The bad news is that:
29 per cent helped to fund what the study defined as 'negative measures', including modernising the fleet and constructing new and more powerful fishing vessels.
And the ugly news is that:
The study's authors said they were stopped from analysing the funding from current subsidy scheme, the European Fisheries Fund (EFF), running from 2007-2013, because of new EU disclosure rules. 'Transparency has been removed with the new funding instrument....' said Markus Knigge, policy and research director at the Pew Environment Group.
This sums up all we really need to know about policymaking today. The only outcomes our political class is concerned about are the short-term ones favoured by corporations and lobbyists. When the disastrous nature of their policies threatens to become public, their first instinct is to suppress further investigation. It's a self-perpetuating and self-reinforcing system. It's corrupt and it's insane. Social Policy Bonds would not be perfect. But, with their targeting of transparent, explicit, meaningful goals, they would be far better than the system we have today, under which we are not only destroying the planet, we are subsidising its destruction.

02 April 2010

'The Myth of Europe's High Taxes'

SIR – Thank you for enlightening us about health care. Were it not for your cogent arguments I would never have realised that what America needs are increased taxes, a massive expansion of the federal government, less personal responsibility, more price-fixing and hundreds of billions of dollars added to the deficit to finance one of the biggest entitlement programmes in our history. Now I better understand why our forefathers risked their lives to separate themselves from Britain. Letter to the editor of the Economist (subscription), Cary Alberstone, Camarillo, California, 31 March (my emphasis)

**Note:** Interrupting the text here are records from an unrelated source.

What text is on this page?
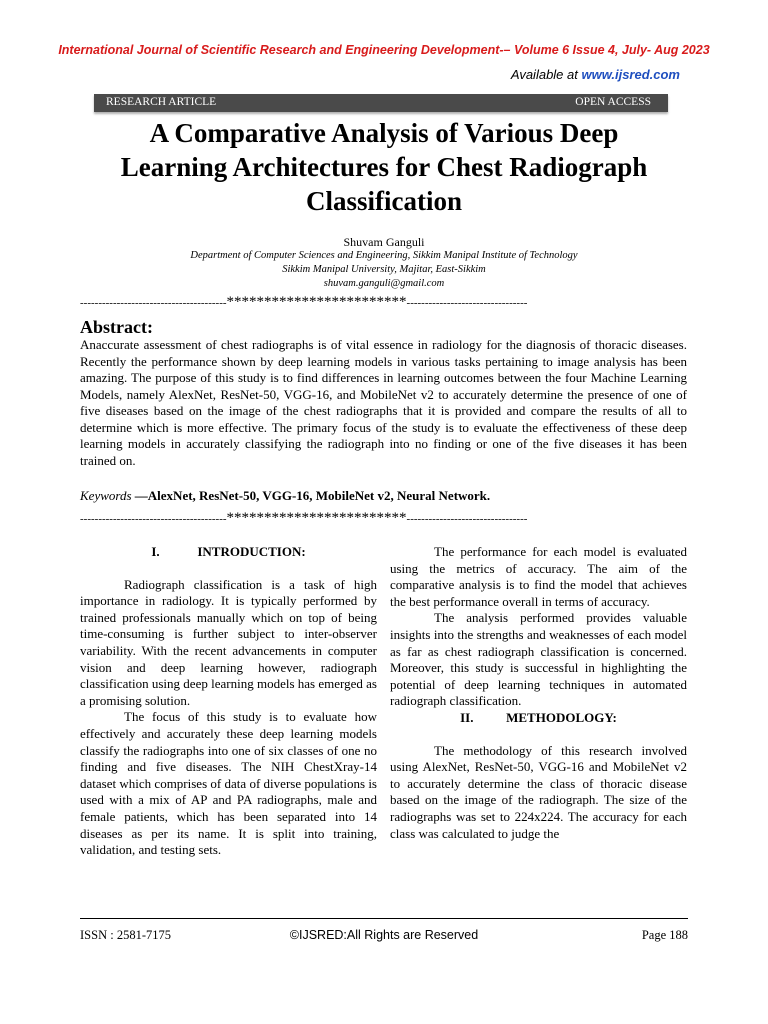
International Journal of Scientific Research and Engineering Development-– Volume 6 Issue 4, July- Aug 2023
Available at www.ijsred.com
RESEARCH ARTICLE	OPEN ACCESS
A Comparative Analysis of Various Deep
Learning Architectures for Chest Radiograph
Classification
Shuvam Ganguli
Department of Computer Sciences and Engineering, Sikkim Manipal Institute of Technology
Sikkim Manipal University, Majitar, East-Sikkim
shuvam.ganguli@gmail.com
----------------------------------------************************---------------------------------
Abstract:
Anaccurate assessment of chest radiographs is of vital essence in radiology for the diagnosis of thoracic diseases. Recently the performance shown by deep learning models in various tasks pertaining to image analysis has been amazing. The purpose of this study is to find differences in learning outcomes between the four Machine Learning Models, namely AlexNet, ResNet-50, VGG-16, and MobileNet v2 to accurately determine the presence of one of five diseases based on the image of the chest radiographs that it is provided and compare the results of all to determine which is more effective. The primary focus of the study is to evaluate the effectiveness of these deep learning models in accurately classifying the radiograph into no finding or one of the five diseases it has been trained on.
Keywords —AlexNet, ResNet-50, VGG-16, MobileNet v2, Neural Network.
----------------------------------------************************---------------------------------

I.	INTRODUCTION:

Radiograph classification is a task of high importance in radiology. It is typically performed by trained professionals manually which on top of being time-consuming is further subject to inter-observer variability. With the recent advancements in computer vision and deep learning however, radiograph classification using deep learning models has emerged as a promising solution.

The focus of this study is to evaluate how effectively and accurately these deep learning models classify the radiographs into one of six classes of one no finding and five diseases. The NIH ChestXray-14 dataset which comprises of data of diverse populations is used with a mix of AP and PA radiographs, male and female patients, which has been separated into 14 diseases as per its name. It is split into training, validation, and testing sets.

The performance for each model is evaluated using the metrics of accuracy. The aim of the comparative analysis is to find the model that achieves the best performance overall in terms of accuracy.

The analysis performed provides valuable insights into the strengths and weaknesses of each model as far as chest radiograph classification is concerned. Moreover, this study is successful in highlighting the potential of deep learning techniques in automated radiograph classification.

II.	METHODOLOGY:

The methodology of this research involved using AlexNet, ResNet-50, VGG-16 and MobileNet v2 to accurately determine the class of thoracic disease based on the image of the radiograph. The size of the radiographs was set to 224x224. The accuracy for each class was calculated to judge the

ISSN : 2581-7175	©IJSRED:All Rights are Reserved	Page 188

Mr Alberstone believes that Americans pay lower taxes than the British. But all is not as it seems:
Do Americans really pay fewer taxes than Europeans? Contrary to conventional wisdom, the answer surprisingly is: not really. That’s because in return for their taxes, Europeans – even those unemployed during these tough times – have access to a generous support system for families and individuals that most Americans can only imagine. That includes not only quality health care but also child care, a good retirement pension, inexpensive college education, job retraining, paid sick leave, paid parental leave (after a birth or to care for sick children), ample vacations, affordable housing, adequate senior care and more. In order to receive the same level of benefits as Europeans, most Americans have to fork out a lot of out-of-pocket payments, in addition to our taxes. These payments often are in the form of fees, surcharges, higher tuition, insurance premiums, co-payments and other hidden charges. Steven Hill, The Myth of Europe's High Taxes, OnTheCommons.org, 23 February
Any decent outcome-based policymaking process wouldn't be particularly interested in tax figures of the sort that mean so much to Mr Alberstone. It would instead be concerned with meaningful social outcomes and their total cost to society. More important than how public goods and services are paid for, is their efficiency and their cost to society as a whole.